Case #2: $y_0 = 0$. In this case, the quartic $f(x) = a_4 \, x^4 + a_3 \, x^3 + a_2 \, x^2 + a_1 \, x + a_0$ has a distinct $K$-rational root $x_0$. Say that we may factor $f(x)$ in the form $f(x) = a_4 \left( x - e_1 \right) \left( x - e_2 \right) \left( x - e_3 \right) \left( x - e_4 \right)$, where the $e_i$ are complex roots.

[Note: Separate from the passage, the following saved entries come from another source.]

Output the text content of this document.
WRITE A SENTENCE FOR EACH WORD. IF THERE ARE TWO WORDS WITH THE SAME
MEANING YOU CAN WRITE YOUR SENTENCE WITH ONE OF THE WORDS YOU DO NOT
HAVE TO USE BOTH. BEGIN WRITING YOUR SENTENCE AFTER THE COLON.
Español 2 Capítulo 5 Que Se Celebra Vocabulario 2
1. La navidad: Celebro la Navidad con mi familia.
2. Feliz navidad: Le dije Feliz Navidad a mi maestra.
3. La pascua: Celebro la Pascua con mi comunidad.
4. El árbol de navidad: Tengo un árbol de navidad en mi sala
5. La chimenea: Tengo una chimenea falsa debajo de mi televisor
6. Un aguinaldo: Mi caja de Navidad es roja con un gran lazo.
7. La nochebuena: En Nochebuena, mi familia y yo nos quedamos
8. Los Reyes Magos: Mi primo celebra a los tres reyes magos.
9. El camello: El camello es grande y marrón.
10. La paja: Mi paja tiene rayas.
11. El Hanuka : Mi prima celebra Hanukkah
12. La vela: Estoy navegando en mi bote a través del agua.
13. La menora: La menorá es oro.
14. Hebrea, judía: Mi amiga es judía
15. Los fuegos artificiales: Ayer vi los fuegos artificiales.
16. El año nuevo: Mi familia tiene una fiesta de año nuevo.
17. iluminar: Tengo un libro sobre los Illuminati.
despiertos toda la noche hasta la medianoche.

Without loss of generality, assume that $e_4 \in K$ is the $K$-rational root, and note the identities

\begin{aligned} f(e_4) & = 0 \\ f'(e_4) & = a_4 \left( e_4 - e_1 \right) \left( e_4 - e_2 \right) \left( e_4 - e_3 \right) \\[5pt] f''(e_4) & = 2 \, a_4 \left[ \left( e_4 - e_1 \right) \left( e_4 - e_2 \right) + \left( e_4 - e_1 \right) \left( e_4 - e_3 \right) + \left( e_4 - e_2 \right) \left( e_4 - e_3 \right) \right]. \end{aligned}
Since $e_4 \in K$ each of these expressions is also in $K$. We make the substitution
\left. \begin{aligned} x & = f'(e_4) \, \frac {6}{6 \, X - f''(e_4)} + e_4 \\[5pt] y & = f'(e_4) \, \frac {36 \, Y}{\left( 6 \, X - f''(e_4) \right)^2} \end{aligned} \right \} \quad \iff \quad \left \{ \begin{aligned} X & = f'(e_4) \, \dfrac 1{x - e_4} + \frac {f''(e_4)}6 \\ Y & = f'(e_4) \, \dfrac y{\left( x - e_4 \right)^2} \end{aligned} \right.
Note that these transformations have coefficients in $K$. $\square$.